— Я тебя слышу, — выдавил я. — Но небо…

— Если ты с трудом это переносишь, так и скажи! — выкрикнул Эйбер. Нам необязательно долго оставаться во дворе. Но мне кажется, что тебе важно привыкнуть ко всему этому.

— Ты прав. — Я кивнул. И верно: смысл в этом был, и еще какой.

С этого момента я старательно не смотрел в небо. Мир опять уравновесился, рев ветра у меня в ушах стал глуше.

Эйбер порывисто зашагал от порога к середине двора.
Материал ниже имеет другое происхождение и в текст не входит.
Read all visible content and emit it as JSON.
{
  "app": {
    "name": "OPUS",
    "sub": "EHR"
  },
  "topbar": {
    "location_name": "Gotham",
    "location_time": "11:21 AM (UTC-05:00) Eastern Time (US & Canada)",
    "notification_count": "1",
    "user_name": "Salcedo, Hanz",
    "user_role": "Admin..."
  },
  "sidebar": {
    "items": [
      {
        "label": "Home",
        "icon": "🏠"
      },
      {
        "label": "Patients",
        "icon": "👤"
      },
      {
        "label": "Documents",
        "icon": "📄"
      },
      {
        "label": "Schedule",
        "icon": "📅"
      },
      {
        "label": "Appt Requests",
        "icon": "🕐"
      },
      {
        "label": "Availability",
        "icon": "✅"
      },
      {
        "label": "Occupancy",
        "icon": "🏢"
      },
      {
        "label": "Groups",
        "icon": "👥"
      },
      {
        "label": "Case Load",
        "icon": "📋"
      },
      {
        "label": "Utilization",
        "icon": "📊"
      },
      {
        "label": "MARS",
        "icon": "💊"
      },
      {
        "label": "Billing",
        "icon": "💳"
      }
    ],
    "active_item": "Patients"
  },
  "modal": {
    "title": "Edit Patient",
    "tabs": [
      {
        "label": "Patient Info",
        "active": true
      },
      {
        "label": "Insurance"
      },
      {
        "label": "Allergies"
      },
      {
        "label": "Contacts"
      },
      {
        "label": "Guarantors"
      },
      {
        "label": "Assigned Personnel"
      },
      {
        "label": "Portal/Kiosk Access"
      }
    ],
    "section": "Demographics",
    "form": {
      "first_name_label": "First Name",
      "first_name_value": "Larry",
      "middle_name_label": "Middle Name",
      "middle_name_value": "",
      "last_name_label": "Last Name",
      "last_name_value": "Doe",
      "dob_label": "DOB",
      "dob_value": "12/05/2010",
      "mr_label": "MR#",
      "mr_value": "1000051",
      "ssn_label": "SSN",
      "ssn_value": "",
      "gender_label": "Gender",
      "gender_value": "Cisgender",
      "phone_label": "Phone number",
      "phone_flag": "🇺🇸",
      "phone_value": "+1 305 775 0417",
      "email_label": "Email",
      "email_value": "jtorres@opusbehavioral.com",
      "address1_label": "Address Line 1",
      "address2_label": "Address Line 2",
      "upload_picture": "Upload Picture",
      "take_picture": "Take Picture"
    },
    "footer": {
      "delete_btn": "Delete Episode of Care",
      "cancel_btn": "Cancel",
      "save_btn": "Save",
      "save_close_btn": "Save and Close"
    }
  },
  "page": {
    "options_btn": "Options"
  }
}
Я последовал за ним. Песок похрустывал под подошвами сапог, в воздухе витали незнакомые пряные ароматы.

— Что скажешь? — выкрикнул Эйбер и обвел двор и дом широким жестом.

Я облизнул пересохшие губы, опустил глаза и уставился на землю под ногами. Песок предстал передо мной в совершенно ином свете. Весь двор под ногами шевелился, песок и камешки непрерывно перемещались, будто масса ползучих насекомых. Между тем ни Эйбера, ни меня песок не засасывал, и мы оба твердо держались на ногах, как будто стояли на надежной, твердой почве.

Эйбер осклабился, как ненормальный, и широко развел руками.

— Ну, что скажешь? — воскликнул он снова и, запрокинув голову, воззрился на небо. — Разве не здорово, а? Разве у тебя при виде всего этого не бьется чаще сердце, не обостряются чувства? Ты чувствуешь все, что нас окружает?

— Да ты ополоумел! — выдохнул я. — Это же страшный сон!

ГЛАВА 13

Эйбер засмеялся в ответ.

— Так… вот как… вот как, оказывается… выглядят… Владения Хаоса?

— Примерно, — отозвался мой брат. — От Запределья довольно?таки недалеко до… Я чувствую притяжение Хаоса. В воздухе словно бы течет поток. Ты тоже должен это ощущать.

Я только очумело таращился на него.

— В каком смысле — «ощущать»? Что?то не пойму я тебя.

— Глаза закрой.

Я последовал его совету. Меня тут же зашатало, земля начала уходить из?под ног.

— Наплюй на ощущения, — сказал Эйбер. — Забудь о зрении, слухе, обонянии, осязании и вкусе. Ты должен почувствовать, что тебя как бы тянет… Ну, знаешь, как бывает, когда стоишь на дне реки, а течение тебя так толкает, что словно бы вода проходит через твое тело.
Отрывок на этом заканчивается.